Nidaros Cathedral
About
Nidaros Cathedral, in Norwegian Nidarosdomen, stands in Trondheim over the grave of King Olav II, who brought Christianity to Norway and became the nation's patron saint after his death at the Battle of Stiklestad in 1030. Canonised the following year by Bishop Grimketel of Nidaros, Saint Olav has drawn pilgrims here for nearly a thousand years.
Work on a great stone church began under King Olav Kyrre around 1070, and the cathedral took shape across two and a half centuries until largely complete by 1300. Damaged by fires in 1327 and 1531, gutted in 1708 and struck by lightning in 1719, the building underwent a long restoration begun by Heinrich Ernst Schirmer in 1869, officially declared complete in 2001.
The oldest fabric of the cathedral lies in the octagon and its ambulatory, the original site of the high altar and of the reliquary casket of Saint Olav. Its design recalls the Corona of Canterbury Cathedral, while the choir was modelled after the Angel Choir of Lincoln, and a small well in the southern ambulatory was once fed by the spring at Olav's burial place.

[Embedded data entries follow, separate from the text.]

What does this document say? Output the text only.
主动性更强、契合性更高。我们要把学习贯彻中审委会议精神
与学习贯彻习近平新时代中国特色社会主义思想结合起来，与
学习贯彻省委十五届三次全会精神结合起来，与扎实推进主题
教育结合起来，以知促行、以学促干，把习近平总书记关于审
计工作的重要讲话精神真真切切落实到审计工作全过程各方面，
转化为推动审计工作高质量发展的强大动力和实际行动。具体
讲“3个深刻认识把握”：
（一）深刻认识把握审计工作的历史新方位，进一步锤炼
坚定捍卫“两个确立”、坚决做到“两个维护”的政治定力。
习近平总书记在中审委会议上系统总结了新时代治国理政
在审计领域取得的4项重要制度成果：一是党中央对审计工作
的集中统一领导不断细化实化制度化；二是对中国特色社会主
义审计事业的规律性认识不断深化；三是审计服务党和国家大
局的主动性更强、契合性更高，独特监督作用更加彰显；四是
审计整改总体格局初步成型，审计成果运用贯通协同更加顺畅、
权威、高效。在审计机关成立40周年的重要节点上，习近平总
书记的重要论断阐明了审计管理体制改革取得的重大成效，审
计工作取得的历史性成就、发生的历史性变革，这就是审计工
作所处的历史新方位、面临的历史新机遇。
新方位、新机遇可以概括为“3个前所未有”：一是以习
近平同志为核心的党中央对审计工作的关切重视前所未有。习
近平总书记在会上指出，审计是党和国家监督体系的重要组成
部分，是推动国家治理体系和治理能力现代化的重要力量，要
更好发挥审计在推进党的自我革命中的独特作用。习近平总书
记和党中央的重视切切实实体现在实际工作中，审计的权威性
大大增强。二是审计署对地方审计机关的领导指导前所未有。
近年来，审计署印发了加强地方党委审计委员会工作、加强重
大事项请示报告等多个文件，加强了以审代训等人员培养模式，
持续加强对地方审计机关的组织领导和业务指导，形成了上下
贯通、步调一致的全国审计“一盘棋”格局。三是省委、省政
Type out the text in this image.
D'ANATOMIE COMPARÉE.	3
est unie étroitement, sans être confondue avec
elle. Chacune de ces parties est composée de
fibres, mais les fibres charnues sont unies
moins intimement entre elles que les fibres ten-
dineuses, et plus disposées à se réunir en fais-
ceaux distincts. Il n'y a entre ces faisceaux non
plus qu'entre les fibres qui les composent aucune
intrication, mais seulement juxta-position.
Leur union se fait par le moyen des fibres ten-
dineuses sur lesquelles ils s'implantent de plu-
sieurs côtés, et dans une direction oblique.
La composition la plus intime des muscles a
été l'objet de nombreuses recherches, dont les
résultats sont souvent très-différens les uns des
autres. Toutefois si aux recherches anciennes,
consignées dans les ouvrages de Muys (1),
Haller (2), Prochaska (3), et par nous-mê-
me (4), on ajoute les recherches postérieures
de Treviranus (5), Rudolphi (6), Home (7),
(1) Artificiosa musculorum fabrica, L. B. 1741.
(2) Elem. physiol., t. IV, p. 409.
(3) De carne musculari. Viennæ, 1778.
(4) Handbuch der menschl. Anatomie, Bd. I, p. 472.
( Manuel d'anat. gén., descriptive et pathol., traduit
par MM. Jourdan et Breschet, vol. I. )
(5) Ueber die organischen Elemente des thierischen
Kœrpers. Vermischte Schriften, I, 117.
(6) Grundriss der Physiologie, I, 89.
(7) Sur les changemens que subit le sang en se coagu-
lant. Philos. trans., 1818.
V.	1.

Designated cathedral of the Catholic Archdiocese of Nidaros in 1152 and of the Lutheran Diocese of Nidaros after the Reformation of 1537, the church seats about 1,850 and remains the place where new Norwegian monarchs are consecrated. Several thousand pilgrims arrive each year by the historic Pilegrimsleden.
History
Built between 1070 and roughly 1300, Nidaros Cathedral was the Catholic cathedral of the Archdiocese of Nidaros from 1152 until the Reformation in 1537, when it passed to the Church of Norway. The silver reliquary of Saint Olav was melted down for coinage by Christian II, and his remains lie in an unknown place beneath the cathedral. The 1814 elections to the Norwegian Constituent Assembly used this church as one of more than three hundred polling places across the country.
Significance
Today the cathedral is a popular destination of Evangelical-Lutheran Christian pilgrimage. Mass and the Divine Office are celebrated daily, and pilgrims who complete the journey along the Pilegrimsleden receive a pilgrim certificate. Olavsvaka, the wake of Saint Olav around the anniversary of his death at Stiklestad, draws many to the cathedral each year.